The disruption of protein-protein interactions by conotoxins is an extension of their well known inhibitory action in many ion channels and receptors. Disabling prey by specifically modulating their central nervous system is a ruling principle in the mode of action of venoms.
“Among the more than 850 species of cone snails there are hundreds of thousands of diverse venom exopeptides that have been selected throughout several million years of evolution to capture their prey and deter predators,” said Frank Marí, Ph.D., corresponding author and senior advisor for biochemical sciences at the National Institute of Standard Technology. “They do so by targeting several surface proteins present in target excitable cells. This immense biomolecular library of conopeptides can be explored for potential use as therapeutic leads against persistent and emerging diseases affecting non-excitable systems.”
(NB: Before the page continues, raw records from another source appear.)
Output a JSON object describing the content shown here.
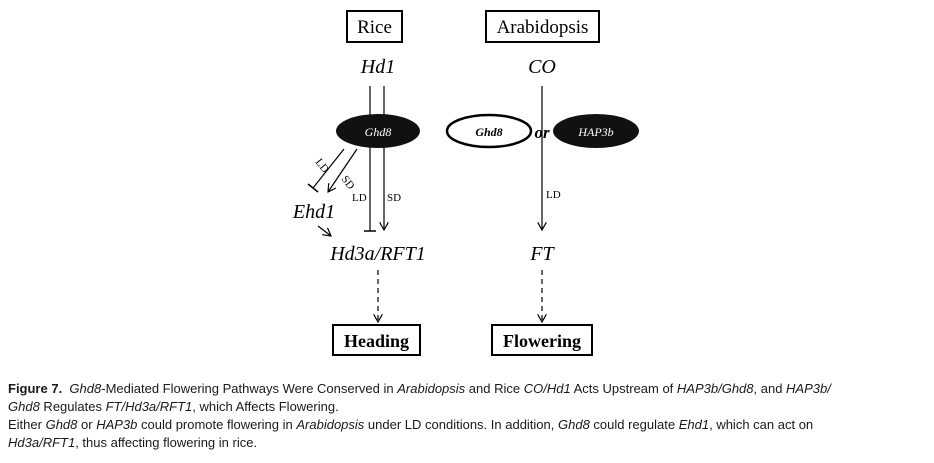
{
  "diagram": {
    "rice_title": "Rice",
    "arabidopsis_title": "Arabidopsis",
    "hd1": "Hd1",
    "co": "CO",
    "ghd8_rice": "Ghd8",
    "ghd8_arab": "Ghd8",
    "or": "or",
    "hap3b": "HAP3b",
    "ld_inhibit": "LD",
    "sd_promote": "SD",
    "ld_hd1": "LD",
    "sd_hd1": "SD",
    "ld_co": "LD",
    "ehd1": "Ehd1",
    "hd3a_rft1": "Hd3a/RFT1",
    "ft": "FT",
    "heading": "Heading",
    "flowering": "Flowering"
  },
  "caption": {
    "fig_label": "Figure 7.",
    "t1": "Ghd8",
    "t2": "-Mediated Flowering Pathways Were Conserved in ",
    "t3": "Arabidopsis",
    "t4": " and Rice ",
    "t5": "CO/Hd1",
    "t6": " Acts Upstream of ",
    "t7": "HAP3b/Ghd8",
    "t8": ", and ",
    "t9": "HAP3b/",
    "t10": "Ghd8",
    "t11": " Regulates ",
    "t12": "FT/Hd3a/RFT1",
    "t13": ", which Affects Flowering.",
    "b1": "Either ",
    "b2": "Ghd8",
    "b3": " or ",
    "b4": "HAP3b",
    "b5": " could promote flowering in ",
    "b6": "Arabidopsis",
    "b7": " under LD conditions. In addition, ",
    "b8": "Ghd8",
    "b9": " could regulate ",
    "b10": "Ehd1",
    "b11": ", which can act on ",
    "b12": "Hd3a/RFT1",
    "b13": ", thus affecting flowering in rice."
  }
}
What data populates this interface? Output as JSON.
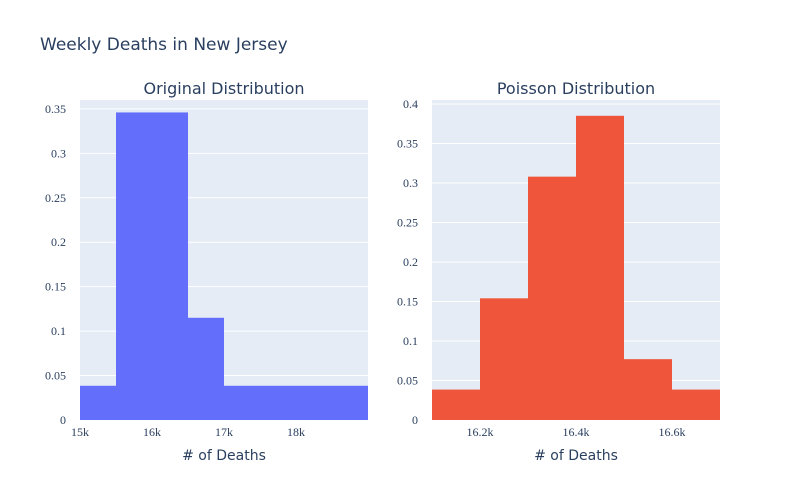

For the study, researchers used high-throughput assays to study Conus nux collected off the Pacific coast of Costa Rica. They revealed the in vitro capacity of cone snail venom to disrupt protein-protein and protein-polysaccharide interactions that directly contribute to pathology of P. falciparum malaria. They determined that six fractions from the venom inhibit the adhesion of recombinant P. falciparum erythrocyte membrane protein 1 (PfEMP-1) domains to their corresponding receptors, which express on the endothelial microvasculature and the placenta.